Traditional farming is often associated with rural life. City dwellers may wonder how much time and effort it would take to make their own vegetable stock from fresh produce. (Image text)
Economics and price formation involve the actions of various actors in a free market. The goals in a free market are incredibly diverse: they have different priorities, evolve in different ways, change, fade away, and are influenced by specific situations and emotions. Furthermore, these goals are often in conflict with both an individual’s own other or previous goals and with the goals of other people. And that is not all. Furthermore, information regarding all these goals is incomplete, changing, increasing, forgotten, one-sided, or even subject to shifting interests.
One powerful example of the diversity of the modern economy is branding—that is, the creation of perceptions about a product. In this process, the product can become completely detached from the buyer’s previously perceived natural and rational real needs. Branding inherently involves rapid change, boredom, enthusiasm, “boom or bust.”
From a Stoic perspective, branding is a fascinating phenomenon: it intrudes into people’s everyday lives and offers them invented emotions or attitudes, and because we humans are social beings, many accept and give permission to the offered emotion or attitude. At the same time, it often happens that, because of this, the appeal of competing products on the market declines, even if they are better products by previous criteria.
Thus, the term “economy,” in the sense of household management (oikos-nomia), is narrow and inadequate.

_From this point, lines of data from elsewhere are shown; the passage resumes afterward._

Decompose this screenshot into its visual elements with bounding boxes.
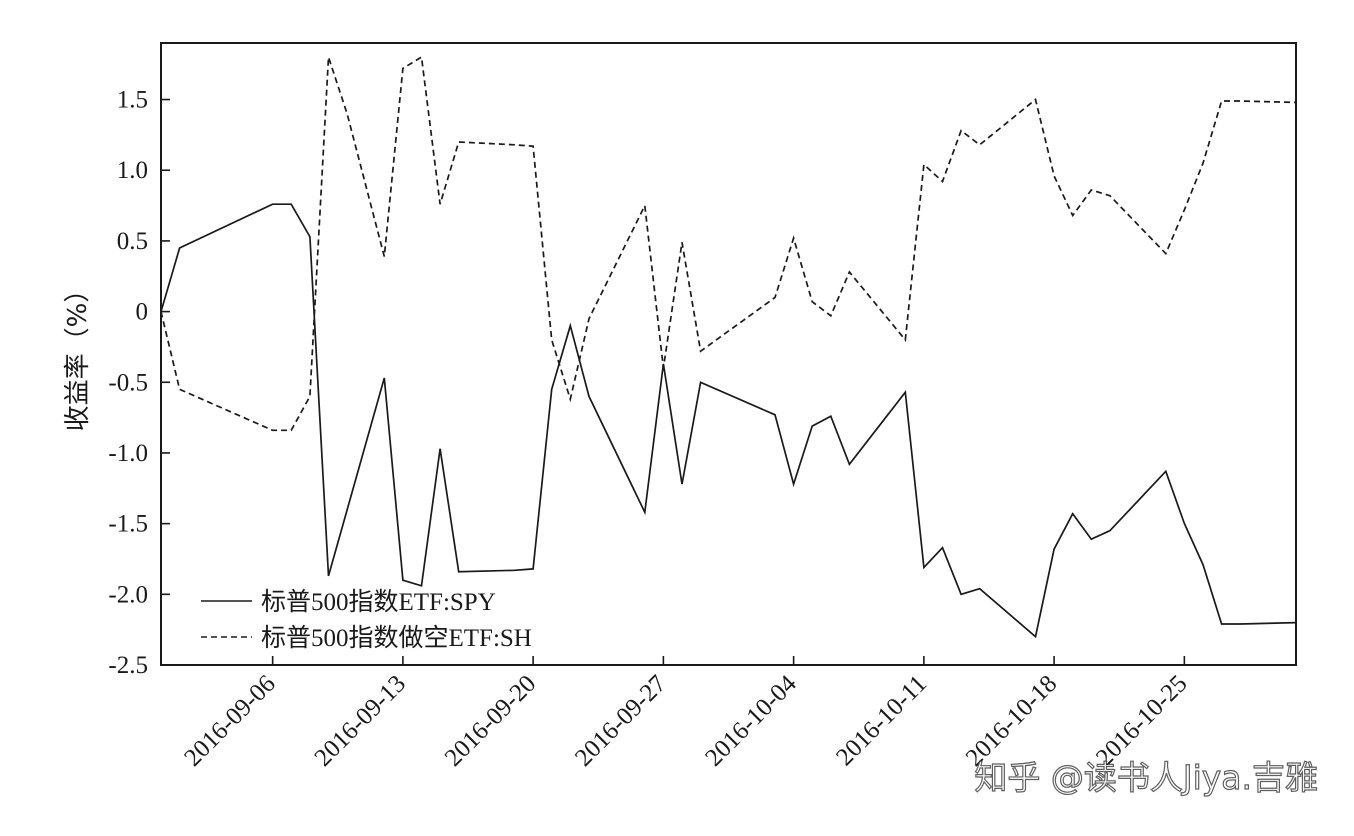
x-tick-label: 2016-09-06 [179,670,281,772]
watermark: 知乎 @读书人Jiya.吉雅 [974,758,1318,797]
plot-frame [160,42,1297,666]
x-tick-label: 2016-09-20 [440,670,542,772]
y-tick-label: 1.5 [117,87,148,114]
y-tick-label: -1.5 [108,511,148,538]
y-tick-label: -0.5 [108,369,148,396]
series-line-0 [160,203,1297,639]
series-line-1 [160,55,1297,432]
y-tick-label: 0 [136,299,149,326]
x-tick-label: 2016-09-13 [310,670,412,772]
x-tick-label: 2016-10-04 [700,670,802,772]
y-axis-title: 收益率（%） [63,277,93,432]
x-tick-label: 2016-09-27 [570,670,672,772]
y-tick-label: -2.0 [108,581,148,608]
legend-label-spy: 标普500指数ETF:SPY [261,588,496,616]
legend: 标普500指数ETF:SPY 标普500指数做空ETF:SH [201,588,532,652]
x-axis: 2016-09-06 2016-09-13 2016-09-20 2016-09-27… [179,656,1193,772]
series-layer [160,55,1297,639]
x-tick-label: 2016-10-25 [1091,670,1193,772]
y-tick-label: 1.0 [117,157,148,184]
x-tick-label: 2016-10-18 [961,670,1063,772]
y-axis: 1.5 1.0 0.5 0 -0.5 -1.0 -1.5 -2.0 -2.5 [108,87,170,679]
legend-label-sh: 标普500指数做空ETF:SH [261,624,532,652]
y-tick-label: -2.5 [108,652,148,679]
y-tick-label: -1.0 [108,440,148,467]
x-tick-label: 2016-10-11 [831,670,932,771]
y-tick-label: 0.5 [117,228,148,255]
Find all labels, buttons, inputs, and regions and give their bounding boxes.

The changing diversity of the economy does not reduce to the common good of the family. The goals, beliefs, and life situations of different communities vary, and individuals’ values vary even more.
Today, the economy is multifaceted, and this multifacetedness must be understood as such. In the past, the economy was significantly simpler, simply because people were poorer.
At its core, however, all economics is about exchange and adaptation to different desires. A fiver for the merchant, a chicken leg for me. The word “catallactics” means precisely this free exchange and adaptation, and as a term, we believe it is better suited to the modern world than “economics.” But we are by no means claiming that economics should be practiced specifically on this basis, or that economics is somehow wrong or mistaken in this regard—no. But in this publication, we attempt to reflect on, think about, and understand everyday economics—and especially price formation—through the lens of modern diversity. Furthermore, given the widespread use of the word “economics,” we must accept its use, so that is what we do ourselves.